What you'll see for each key

Every key in the list shows enough to tell at a glance what it is and whether it's still in use:

  • Prefix — the first few characters of the key (the rest stays masked, so the list is safe to look at)
  • Type — Read, Write, or Admin
  • Requests — how many requests have been made with it
  • Last used — when it was last used for a call
  • Status — Active or Revoked

This makes it easy to spot a key that's gone quiet (a candidate to revoke) or one that's busier than you expected.

Creating a key

  1. Go to Settings → API Keys.
  2. Click Create API Key.
  3. Give it a clear name (for example, "Production Web SDK") so you can recognise it later.
  4. Choose the type — Read, Write, or Admin.
  5. Click Create.
  6. Copy the key right away.

The full key is shown only once

For security, UMAP360 reveals the complete key a single time, immediately after creation. Copy it and store it somewhere safe before you dismiss the dialog — once it's gone, it cannot be shown again. If you lose it, create a new key.
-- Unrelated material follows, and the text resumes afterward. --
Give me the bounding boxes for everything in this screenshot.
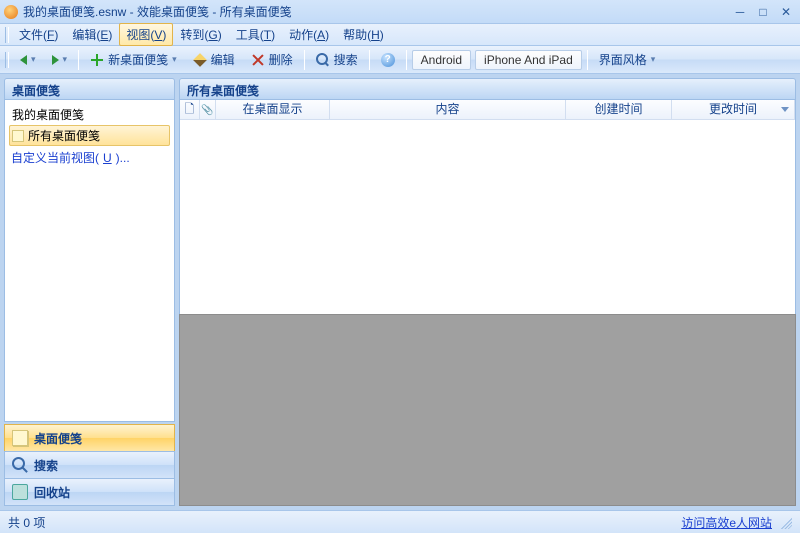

Creating keys (and revoking them) is limited to organization owners and admins. Members and viewers won't see these controls.

Revoking a key

If a key is no longer needed — or you suspect it's been exposed — revoke it:

  1. Find the key in the list.
  2. Click Revoke and confirm.

Revoking takes effect immediately. Any SDK or API calls still using that key will start failing right away, so update your integration with a replacement key before you revoke the old one. The revoked key stays in the list (marked Revoked) so its history remains on record for you.

A few good habits

  • Use separate keys for development and production so you can revoke one without touching the other.
  • Name keys descriptively so a stale key is easy to identify months later.
  • Revoke keys you no longer use to keep your surface small.
  • Never put an Admin key in client-side code — Admin keys belong only on a trusted server.